Le corps de Lenneth s'était consumé depuis longtemps lorsqu'Eusebio, lentement, ramena ses bras sous sa poitrine et se hissa debout. La torche n'émettait plus que quelques flammes fatiguées, léchées par les ridules d'eau glissant sur la roche. Le jeune homme essuya ses yeux humides et, sous le regard attentif de Tora, saisit l'os entre ses doigts tremblants.

Tout son corps hurlait au supplice, harassé, endolori et vide à la fois, et pourtant l'herboriste l'obligea à se remettre en marche. Il frissonnait de froid et d'épuisement – la chaleur du bûcher l'avait à peine atteint. Eusebio prit la main de Tora dans la sienne et, d'une douce pression, l'incita à le suivre. Ils reprirent leur chemin. Persuadé que Lenneth le fixait de ses yeux voilés par la mort, l'herboriste, rongé par la culpabilité et la fièvre, ne se retourna pas.

Le chemin se fit pentu, quelques degrés glissants le ralentirent encore. Eusebio n'osait lâcher ni la main de Tora ni la torche, dont la lueur, de plus en plus pâle, éclairait à peine le sol sous ses pieds. Il dut s'arrêter à chaque marche, adossé au mur, tant son cœur cognait follement dans sa poitrine. La sueur brûlait ses lèvres gercées. La respiration saccadée, des étoiles noires dansant devant ses yeux, il repartait, recommençait. Son genou lui faisait l'effet d'un bout de bois enflé et planté d'innombrables aiguilles. La douleur se diffusait jusque dans son bas-ventre. Il n'était certain de la présence de Tora que par le contact de leurs paumes, et par les grognements bestiaux qu'elle ne cessait d'émettre.

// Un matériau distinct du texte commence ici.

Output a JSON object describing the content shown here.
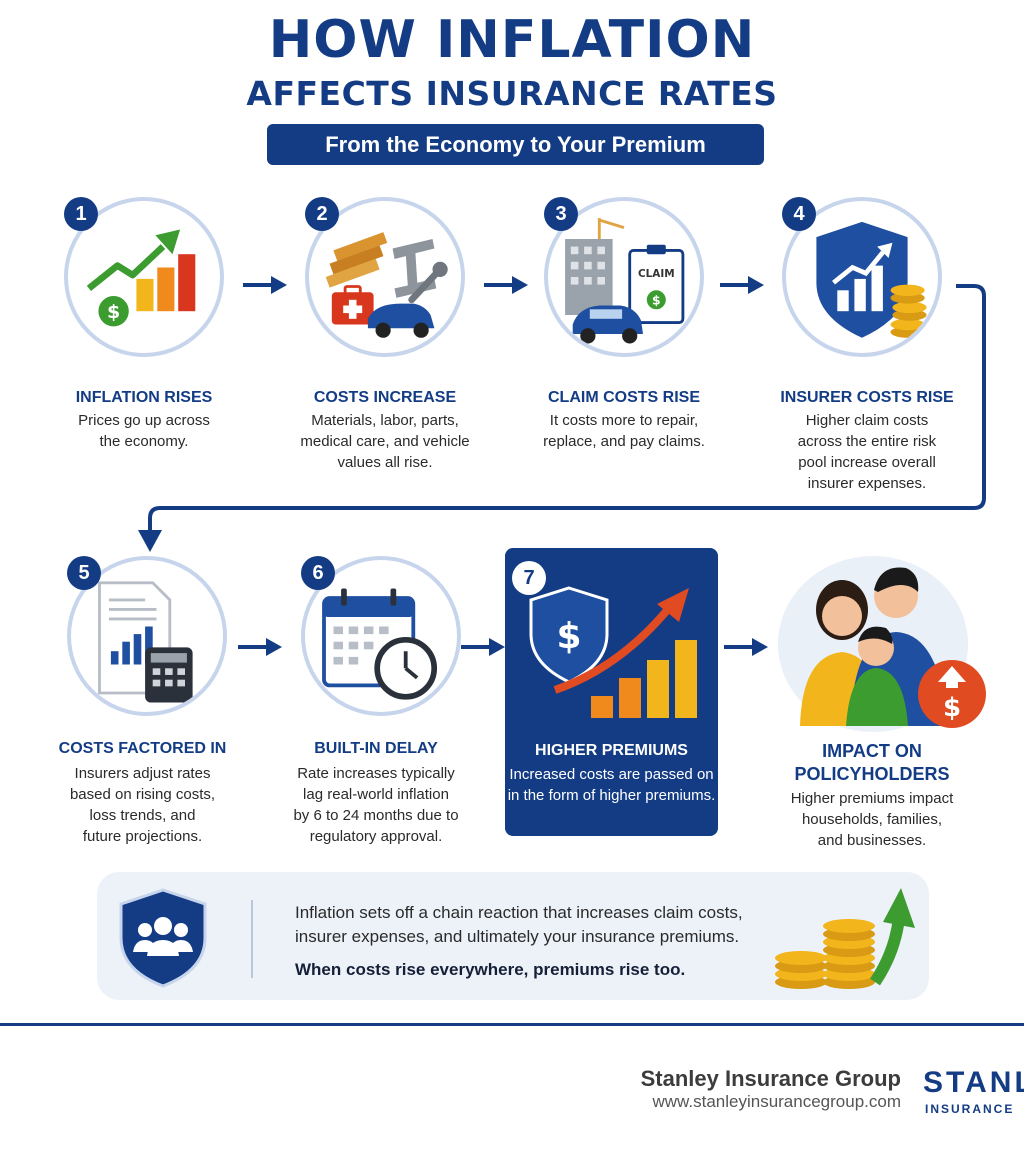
{
  "title_line1": "HOW INFLATION",
  "title_line2": "AFFECTS INSURANCE RATES",
  "subtitle": "From the Economy to Your Premium",
  "steps": [
    {
      "number": "1",
      "title": "INFLATION RISES",
      "desc": [
        "Prices go up across",
        "the economy."
      ],
      "icon": "growth-chart-icon"
    },
    {
      "number": "2",
      "title": "COSTS INCREASE",
      "desc": [
        "Materials, labor, parts,",
        "medical care, and vehicle",
        "values all rise."
      ],
      "icon": "materials-icon"
    },
    {
      "number": "3",
      "title": "CLAIM COSTS RISE",
      "desc": [
        "It costs more to repair,",
        "replace, and pay claims."
      ],
      "icon": "claim-icon",
      "claim_label": "CLAIM"
    },
    {
      "number": "4",
      "title": "INSURER COSTS RISE",
      "desc": [
        "Higher claim costs",
        "across the entire risk",
        "pool increase overall",
        "insurer expenses."
      ],
      "icon": "shield-chart-icon"
    },
    {
      "number": "5",
      "title": "COSTS FACTORED IN",
      "desc": [
        "Insurers adjust rates",
        "based on rising costs,",
        "loss trends, and",
        "future projections."
      ],
      "icon": "calculator-icon"
    },
    {
      "number": "6",
      "title": "BUILT-IN DELAY",
      "desc": [
        "Rate increases typically",
        "lag real-world inflation",
        "by 6 to 24 months due to",
        "regulatory approval."
      ],
      "icon": "calendar-clock-icon"
    },
    {
      "number": "7",
      "title": "HIGHER PREMIUMS",
      "desc": [
        "Increased costs are passed on",
        "in the form of higher premiums."
      ],
      "icon": "premium-chart-icon"
    },
    {
      "number": "",
      "title_lines": [
        "IMPACT ON",
        "POLICYHOLDERS"
      ],
      "desc": [
        "Higher premiums impact",
        "households, families,",
        "and businesses."
      ],
      "icon": "family-icon"
    }
  ],
  "banner": {
    "line1": "Inflation sets off a chain reaction that increases claim costs,",
    "line2": "insurer expenses, and ultimately your insurance premiums.",
    "bold": "When costs rise everywhere, premiums rise too."
  },
  "footer": {
    "company": "Stanley Insurance Group",
    "website": "www.stanleyinsurancegroup.com",
    "logo_text": "STANLEY",
    "logo_sub": "INSURANCE"
  },
  "colors": {
    "navy": "#133c85",
    "circle_border": "#c7d5ec",
    "green": "#3d9c2f",
    "orange": "#f08a1c",
    "red": "#d9361e",
    "gold": "#f2b51b"
  }
}
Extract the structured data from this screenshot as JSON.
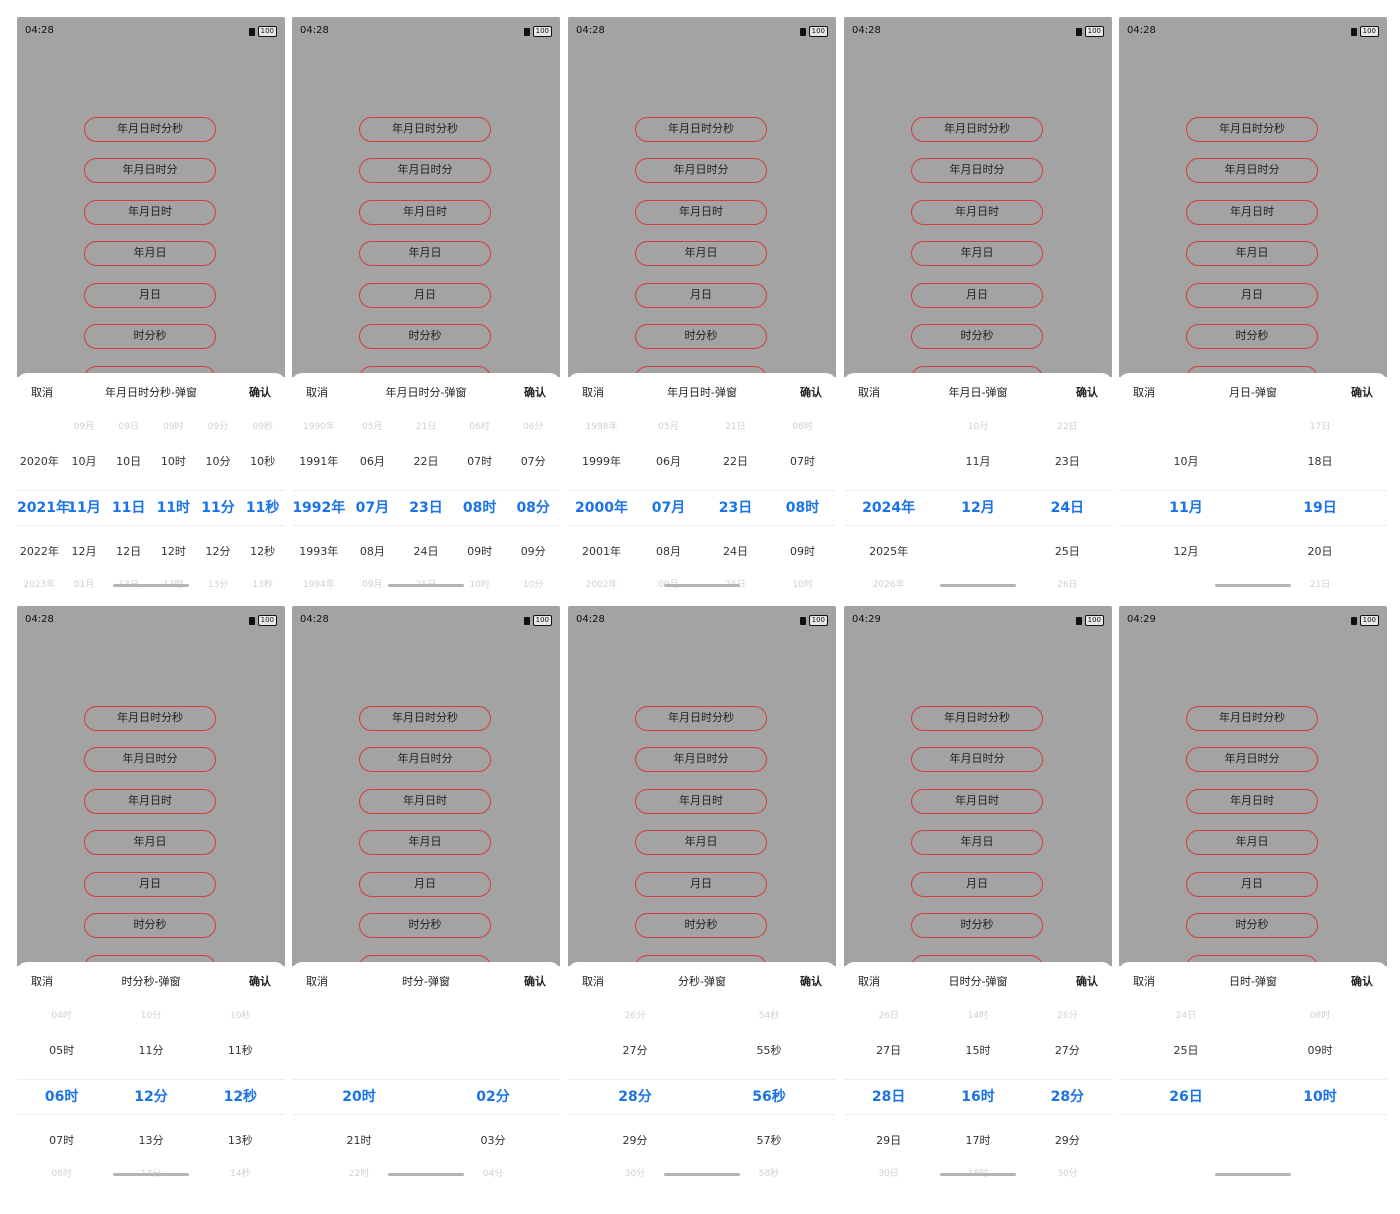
{
  "menu": [
    "年月日时分秒",
    "年月日时分",
    "年月日时",
    "年月日",
    "月日",
    "时分秒"
  ],
  "cancel_label": "取消",
  "confirm_label": "确认",
  "colors": {
    "selected": "#1a73e8",
    "button_border": "#d33c3c",
    "overlay": "#a3a3a3"
  },
  "screens": [
    {
      "time": "04:28",
      "battery": "100",
      "title": "年月日时分秒-弹窗",
      "columns": [
        [
          "",
          "2020年",
          "2021年",
          "2022年",
          "2023年"
        ],
        [
          "09月",
          "10月",
          "11月",
          "12月",
          "01月"
        ],
        [
          "09日",
          "10日",
          "11日",
          "12日",
          "13日"
        ],
        [
          "09时",
          "10时",
          "11时",
          "12时",
          "13时"
        ],
        [
          "09分",
          "10分",
          "11分",
          "12分",
          "13分"
        ],
        [
          "09秒",
          "10秒",
          "11秒",
          "12秒",
          "13秒"
        ]
      ]
    },
    {
      "time": "04:28",
      "battery": "100",
      "title": "年月日时分-弹窗",
      "columns": [
        [
          "1990年",
          "1991年",
          "1992年",
          "1993年",
          "1994年"
        ],
        [
          "05月",
          "06月",
          "07月",
          "08月",
          "09月"
        ],
        [
          "21日",
          "22日",
          "23日",
          "24日",
          "25日"
        ],
        [
          "06时",
          "07时",
          "08时",
          "09时",
          "10时"
        ],
        [
          "06分",
          "07分",
          "08分",
          "09分",
          "10分"
        ]
      ]
    },
    {
      "time": "04:28",
      "battery": "100",
      "title": "年月日时-弹窗",
      "columns": [
        [
          "1998年",
          "1999年",
          "2000年",
          "2001年",
          "2002年"
        ],
        [
          "05月",
          "06月",
          "07月",
          "08月",
          "09月"
        ],
        [
          "21日",
          "22日",
          "23日",
          "24日",
          "25日"
        ],
        [
          "06时",
          "07时",
          "08时",
          "09时",
          "10时"
        ]
      ]
    },
    {
      "time": "04:28",
      "battery": "100",
      "title": "年月日-弹窗",
      "columns": [
        [
          "",
          "",
          "2024年",
          "2025年",
          "2026年"
        ],
        [
          "10月",
          "11月",
          "12月",
          "",
          ""
        ],
        [
          "22日",
          "23日",
          "24日",
          "25日",
          "26日"
        ]
      ]
    },
    {
      "time": "04:28",
      "battery": "100",
      "title": "月日-弹窗",
      "columns": [
        [
          "",
          "10月",
          "11月",
          "12月",
          ""
        ],
        [
          "17日",
          "18日",
          "19日",
          "20日",
          "21日"
        ]
      ]
    },
    {
      "time": "04:28",
      "battery": "100",
      "title": "时分秒-弹窗",
      "columns": [
        [
          "04时",
          "05时",
          "06时",
          "07时",
          "08时"
        ],
        [
          "10分",
          "11分",
          "12分",
          "13分",
          "14分"
        ],
        [
          "10秒",
          "11秒",
          "12秒",
          "13秒",
          "14秒"
        ]
      ]
    },
    {
      "time": "04:28",
      "battery": "100",
      "title": "时分-弹窗",
      "columns": [
        [
          "",
          "",
          "20时",
          "21时",
          "22时"
        ],
        [
          "",
          "",
          "02分",
          "03分",
          "04分"
        ]
      ]
    },
    {
      "time": "04:28",
      "battery": "100",
      "title": "分秒-弹窗",
      "columns": [
        [
          "26分",
          "27分",
          "28分",
          "29分",
          "30分"
        ],
        [
          "54秒",
          "55秒",
          "56秒",
          "57秒",
          "58秒"
        ]
      ]
    },
    {
      "time": "04:29",
      "battery": "100",
      "title": "日时分-弹窗",
      "columns": [
        [
          "26日",
          "27日",
          "28日",
          "29日",
          "30日"
        ],
        [
          "14时",
          "15时",
          "16时",
          "17时",
          "18时"
        ],
        [
          "26分",
          "27分",
          "28分",
          "29分",
          "30分"
        ]
      ]
    },
    {
      "time": "04:29",
      "battery": "100",
      "title": "日时-弹窗",
      "columns": [
        [
          "24日",
          "25日",
          "26日",
          "",
          ""
        ],
        [
          "08时",
          "09时",
          "10时",
          "",
          ""
        ]
      ]
    }
  ]
}
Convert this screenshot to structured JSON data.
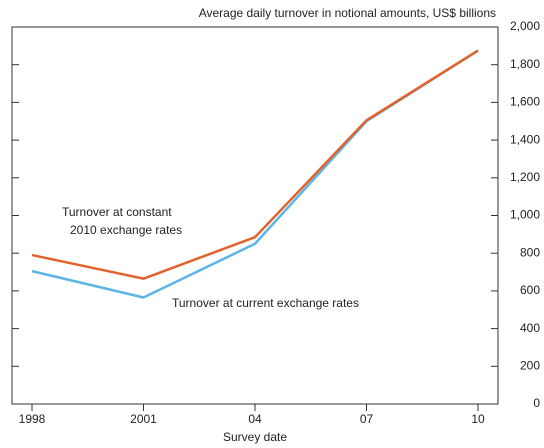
{
  "chart_data": {
    "type": "line",
    "title": "Average daily turnover in notional amounts, US$ billions",
    "x_label": "Survey date",
    "categories": [
      "1998",
      "2001",
      "04",
      "07",
      "10"
    ],
    "series": [
      {
        "label_lines": [
          "Turnover at constant",
          "2010 exchange rates"
        ],
        "color": "#e2622b",
        "values": [
          790,
          665,
          885,
          1505,
          1875
        ]
      },
      {
        "label_lines": [
          "Turnover at current exchange rates"
        ],
        "color": "#5bb6e6",
        "values": [
          705,
          565,
          850,
          1500,
          1875
        ]
      }
    ],
    "ylim": [
      0,
      2000
    ],
    "yticks": [
      0,
      200,
      400,
      600,
      800,
      {
        "value": 1000,
        "label": "1,000"
      },
      {
        "value": 1200,
        "label": "1,200"
      },
      {
        "value": 1400,
        "label": "1,400"
      },
      {
        "value": 1600,
        "label": "1,600"
      },
      {
        "value": 1800,
        "label": "1,800"
      },
      {
        "value": 2000,
        "label": "2,000"
      }
    ]
  }
}
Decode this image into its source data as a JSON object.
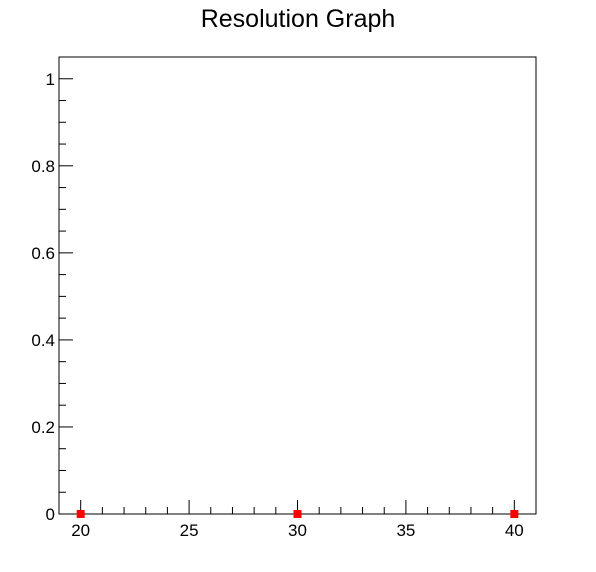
{
  "chart_data": {
    "type": "scatter",
    "title": "Resolution Graph",
    "xlabel": "",
    "ylabel": "",
    "xlim": [
      19,
      41
    ],
    "ylim": [
      0,
      1.05
    ],
    "x_ticks": [
      20,
      25,
      30,
      35,
      40
    ],
    "x_tick_labels": [
      "20",
      "25",
      "30",
      "35",
      "40"
    ],
    "y_ticks": [
      0,
      0.2,
      0.4,
      0.6,
      0.8,
      1
    ],
    "y_tick_labels": [
      "0",
      "0.2",
      "0.4",
      "0.6",
      "0.8",
      "1"
    ],
    "grid": false,
    "legend": "none",
    "series": [
      {
        "x": [
          20,
          30,
          40
        ],
        "y": [
          0,
          0,
          0
        ],
        "color": "#ff0000",
        "marker": "square"
      }
    ]
  }
}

Lorsque la torche s'éteignit complètement, il confondit son propre soupir avec le souffle d'agonie des dernières flammèches. Une noirceur d'encre les environna – cependant, Eusebio put constater qu'elle n'était pas totale, mais très légèrement teintée de gris. Il lâcha son flambeau improvisé, qui roula sur les marches avec un cliquetis de céramique, tendit les doigts et les agita devant son visage. Il crut distinguer un faible déplacement d'air... pouvait-il pourtant en être certain, puisqu'il s'agissait de son propre corps ? Aussi, suivant le mur à tâtons, il reprit sa route, levant d'abord un pied avec hésitation, posant prudemment le deuxième. Peu à peu, toutefois, et sans même s'en apercevoir, Eusebio finit par discerner son bras, collé contre le mur, puis son poignet, ses doigts, le mur progressivement débarrassé de ses concrétions calcaires, comme si le minéral reculait devant le métal à mesure que le couloir remontait à la surface.

Enfin, il vit la lumière.

En haut des marches, au détour d'un couloir, elle l'éblouit. Eusebio ferma un instant les yeux, savourant l'impression rétinienne sur ses paupières. Derrière lui, Tora gronda, manifestement gênée. Le jeune homme la sentit se réfugier dans son ombre. Une pâle esquisse de sourire amusé se dessina sur ses lèvres.

Quand il se fut accoutumé à la lueur vive du dehors, il s'en approcha. Elle passait à travers un étroit interstice. Eusebio fit glisser ses mains tout autour, passa les doigts au travers, jaugea l'épaisseur du matériau. C'était une porte d'acier aux battants coulissants, figés dans la roche sédimentaire. Il y avait là à peine d'espace pour qu'il puisse s'y faufiler. Zygmund Hasko, de stature bien plus fine que lui, se serait sans mal sorti de cette impasse... Au-delà, le jeune homme reconnut un édifice Ancien, un cube grisâtre parsemé de reliques. Eusebio s'arc-bouta contre le chambranle et poussa de toutes ses maigres forces. La porte frémit, grinça, s'ouvrit un peu plus. Avec d'infinies précautions, il se glissa entre les deux battants – bien qu'ils lui compriment le torse, lui coupant presque la respiration, ils laissaient désormais un passage suffisant. Puis, le jeune homme se tourna vers Tora et lui tendit la main.